3. DA PSICOLOGIA DO SONHO AO UNIVERSO ONÍRICO INFANTIL

3.1. O sonho na perspectiva da Psicologia Analítica

A realidade dos sonhos sempre esteve presente na história da humanidade. Ao longo dos séculos e nas variadas culturas esse produto humano e legítimo assumiu várias faces, sendo encontrado em diversos momentos históricos da humanidade, na mente de inúmeros pensadores, poetas, religiosos entre outros. O universo onírico povoado de imagens e vida psíquica por muitas vezes associou-se à revelação, loucura e à comunicação entre mundos espirituais.

Antes da constituição da psicologia como área de conhecimento supostamente capaz de compreender os fenômenos psíquicos, os pensadores da modernidade expunham suas ideias a respeito da gênese dos produtos oníricos. São inúmeras as considerações de filósofos modernos que subsidiaram ideias básicas a respeito da fenomenologia do sonho. Esses pensadores e pesquisadores propuseram uma crescente psicologização do sonho, “tentando expurgar o sonho desta vasta rede de significados sociais, religiosos e cósmicos” (SHAMDASANI, 2005, p.132)
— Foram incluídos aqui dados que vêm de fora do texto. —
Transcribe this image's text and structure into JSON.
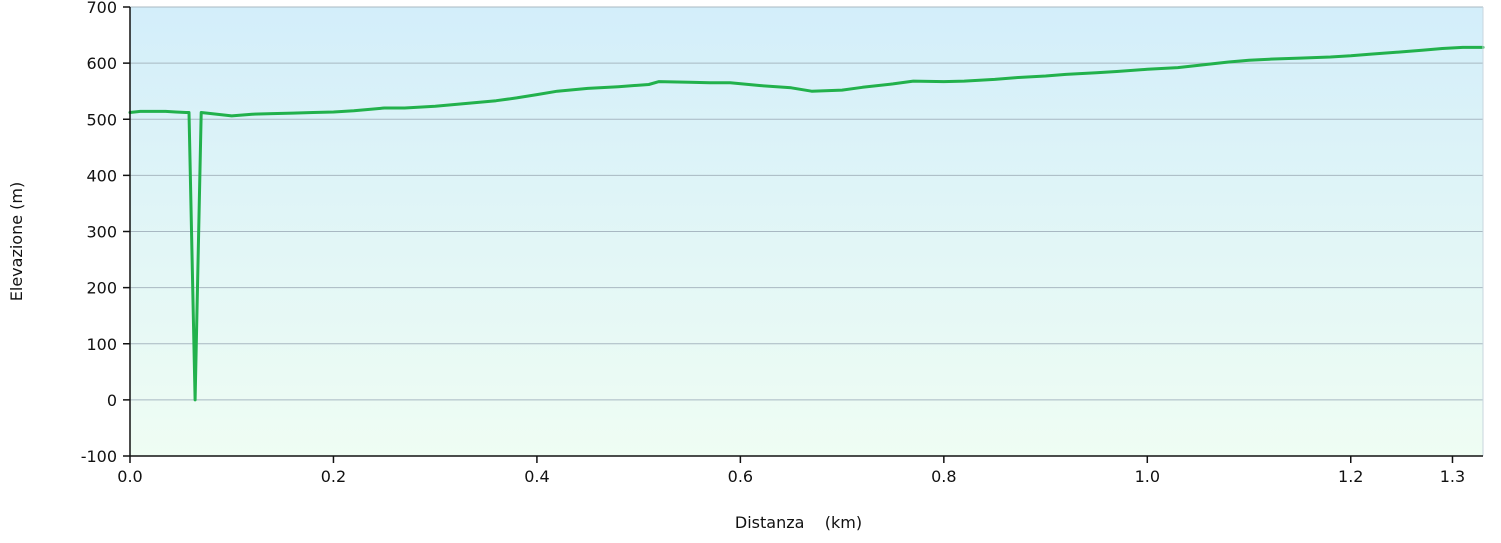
{
  "chart_data": {
    "type": "area",
    "xlabel": "Distanza    (km)",
    "ylabel": "Elevazione (m)",
    "xlim": [
      0,
      1.33
    ],
    "ylim": [
      -100,
      700
    ],
    "xticks": [
      0.0,
      0.2,
      0.4,
      0.6,
      0.8,
      1.0,
      1.2,
      1.3
    ],
    "xtick_labels": [
      "0.0",
      "0.2",
      "0.4",
      "0.6",
      "0.8",
      "1.0",
      "1.2",
      "1.3"
    ],
    "yticks": [
      700,
      600,
      500,
      400,
      300,
      200,
      100,
      0,
      -100
    ],
    "ytick_labels": [
      "700",
      "600",
      "500",
      "400",
      "300",
      "200",
      "100",
      "0",
      "-100"
    ],
    "grid": true,
    "colors": {
      "line": "#22b14c",
      "fill_top": "#d3eefa",
      "fill_bottom": "#effdf3",
      "grid": "#a8b8c2",
      "frame": "#c8d6de"
    },
    "series": [
      {
        "x": [
          0.0,
          0.01,
          0.02,
          0.035,
          0.045,
          0.055,
          0.058,
          0.064,
          0.07,
          0.08,
          0.1,
          0.12,
          0.14,
          0.16,
          0.18,
          0.2,
          0.22,
          0.25,
          0.27,
          0.3,
          0.33,
          0.36,
          0.38,
          0.4,
          0.42,
          0.45,
          0.48,
          0.51,
          0.52,
          0.55,
          0.57,
          0.59,
          0.62,
          0.65,
          0.67,
          0.7,
          0.72,
          0.75,
          0.77,
          0.8,
          0.82,
          0.85,
          0.87,
          0.9,
          0.92,
          0.95,
          0.97,
          1.0,
          1.03,
          1.06,
          1.08,
          1.1,
          1.12,
          1.15,
          1.18,
          1.2,
          1.22,
          1.25,
          1.27,
          1.29,
          1.31,
          1.33
        ],
        "y": [
          512,
          514,
          514,
          514,
          513,
          512,
          512,
          0,
          512,
          510,
          506,
          509,
          510,
          511,
          512,
          513,
          515,
          520,
          520,
          523,
          528,
          533,
          538,
          544,
          550,
          555,
          558,
          562,
          567,
          566,
          565,
          565,
          560,
          556,
          550,
          552,
          557,
          563,
          568,
          567,
          568,
          571,
          574,
          577,
          580,
          583,
          585,
          589,
          592,
          598,
          602,
          605,
          607,
          609,
          611,
          613,
          616,
          620,
          623,
          626,
          628,
          628
        ]
      }
    ]
  }
}
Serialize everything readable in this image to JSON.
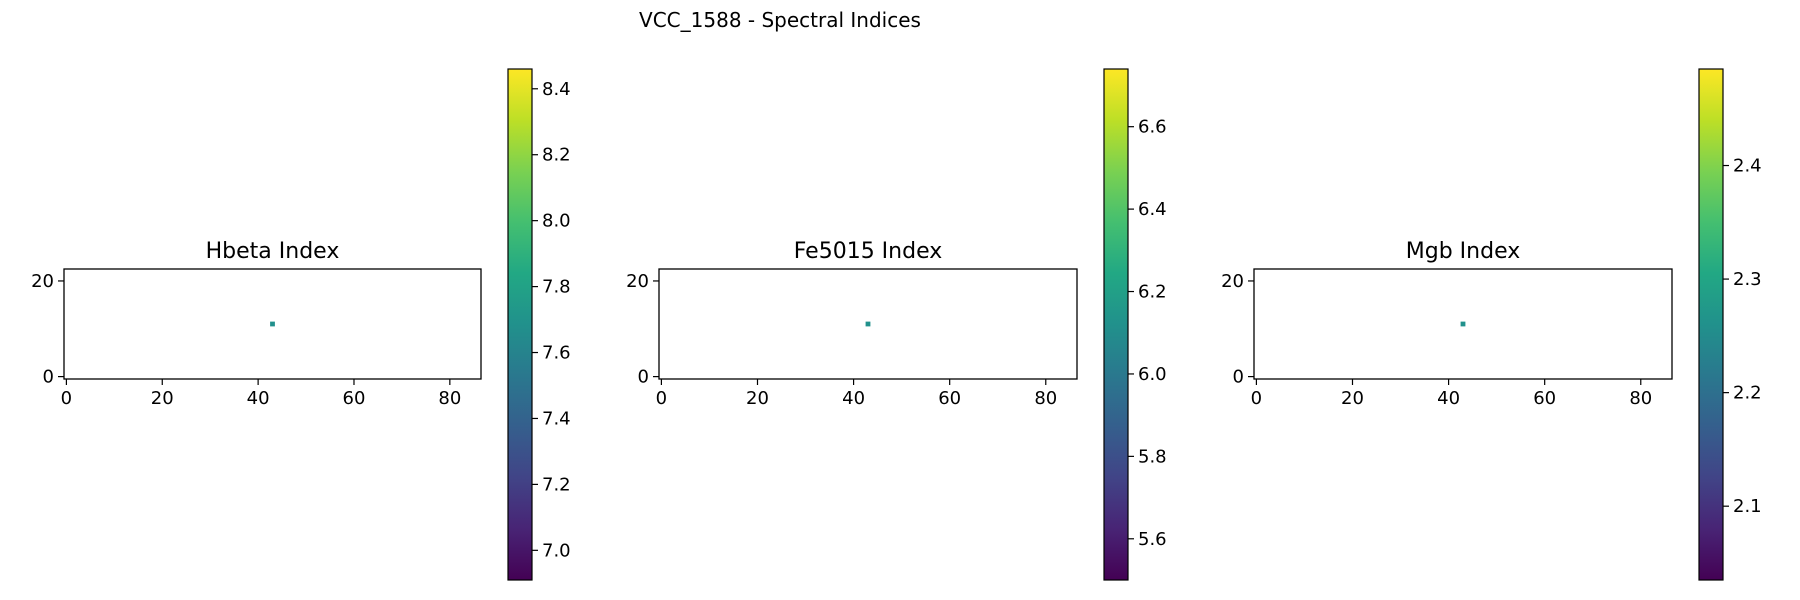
{
  "figure": {
    "suptitle": "VCC_1588 - Spectral Indices"
  },
  "chart_data": [
    {
      "type": "heatmap",
      "title": "Hbeta Index",
      "xlabel": "",
      "ylabel": "",
      "xlim": [
        -0.5,
        86.5
      ],
      "ylim": [
        -0.5,
        22.5
      ],
      "x_ticks": [
        0,
        20,
        40,
        60,
        80
      ],
      "y_ticks": [
        0,
        20
      ],
      "pixels": [
        {
          "x": 43,
          "y": 11,
          "value": 7.68
        }
      ],
      "colormap": "viridis",
      "colorbar": {
        "range": [
          6.91,
          8.46
        ],
        "ticks": [
          7.0,
          7.2,
          7.4,
          7.6,
          7.8,
          8.0,
          8.2,
          8.4
        ]
      }
    },
    {
      "type": "heatmap",
      "title": "Fe5015 Index",
      "xlabel": "",
      "ylabel": "",
      "xlim": [
        -0.5,
        86.5
      ],
      "ylim": [
        -0.5,
        22.5
      ],
      "x_ticks": [
        0,
        20,
        40,
        60,
        80
      ],
      "y_ticks": [
        0,
        20
      ],
      "pixels": [
        {
          "x": 43,
          "y": 11,
          "value": 6.12
        }
      ],
      "colormap": "viridis",
      "colorbar": {
        "range": [
          5.5,
          6.74
        ],
        "ticks": [
          5.6,
          5.8,
          6.0,
          6.2,
          6.4,
          6.6
        ]
      }
    },
    {
      "type": "heatmap",
      "title": "Mgb Index",
      "xlabel": "",
      "ylabel": "",
      "xlim": [
        -0.5,
        86.5
      ],
      "ylim": [
        -0.5,
        22.5
      ],
      "x_ticks": [
        0,
        20,
        40,
        60,
        80
      ],
      "y_ticks": [
        0,
        20
      ],
      "pixels": [
        {
          "x": 43,
          "y": 11,
          "value": 2.26
        }
      ],
      "colormap": "viridis",
      "colorbar": {
        "range": [
          2.035,
          2.485
        ],
        "ticks": [
          2.1,
          2.2,
          2.3,
          2.4
        ]
      }
    }
  ]
}
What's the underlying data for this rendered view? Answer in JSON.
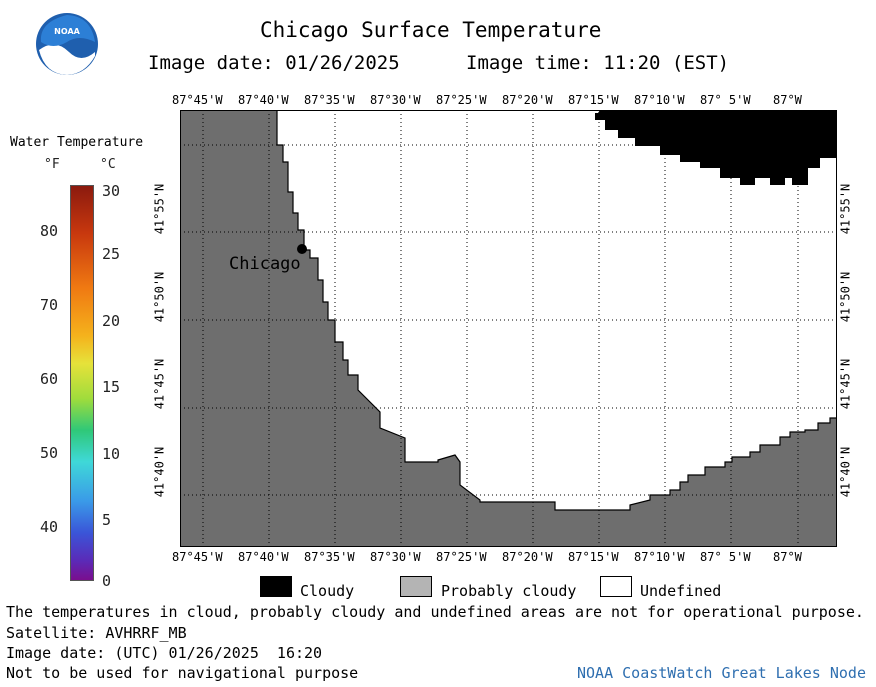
{
  "header": {
    "title": "Chicago Surface Temperature",
    "image_date": "Image date: 01/26/2025",
    "image_time": "Image time: 11:20 (EST)"
  },
  "colorbar": {
    "title": "Water Temperature",
    "unit_f": "°F",
    "unit_c": "°C",
    "f_ticks": [
      "80",
      "70",
      "60",
      "50",
      "40"
    ],
    "c_ticks": [
      "30",
      "25",
      "20",
      "15",
      "10",
      "5",
      "0"
    ]
  },
  "map": {
    "lon_labels": [
      "87°45'W",
      "87°40'W",
      "87°35'W",
      "87°30'W",
      "87°25'W",
      "87°20'W",
      "87°15'W",
      "87°10'W",
      "87° 5'W",
      "87°W"
    ],
    "lat_labels": [
      "41°55'N",
      "41°50'N",
      "41°45'N",
      "41°40'N"
    ],
    "city_label": "Chicago",
    "colors": {
      "land": "#6e6e6e",
      "cloud": "#000000",
      "probably_cloudy": "#b4b4b4",
      "undefined": "#ffffff"
    }
  },
  "legend": {
    "cloudy": "Cloudy",
    "probably_cloudy": "Probably cloudy",
    "undefined": "Undefined"
  },
  "footer": {
    "note": "The temperatures in cloud, probably cloudy and undefined areas are not for operational purpose.",
    "satellite": "Satellite: AVHRRF_MB",
    "utc_date": "Image date: (UTC) 01/26/2025  16:20",
    "nav_note": "Not to be used for navigational purpose",
    "credit": "NOAA CoastWatch Great Lakes Node"
  },
  "logo": {
    "text": "NOAA"
  }
}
Um dos pioneiros na análise dos conteúdos oníricos foi Sigmund Freud. No momento de auge da era Vitoriana, em uma sociedade européia marcada por um positivismo ilustrado, em meio aos inúmeros laboratórios visíveis e dissecadores, Freud lança a interpretação dos sonhos. Na mesma época, Jung entra em contato com a vertente “psico analítica” e aprofunda suas contribuições sobre o aparelho psíquico do homem. Apesar das divergências teóricas, Freud e Jung corroboram a ideia de que o homem possui um inconsciente com características psicodinâmicas, com elementos vivos e atuantes.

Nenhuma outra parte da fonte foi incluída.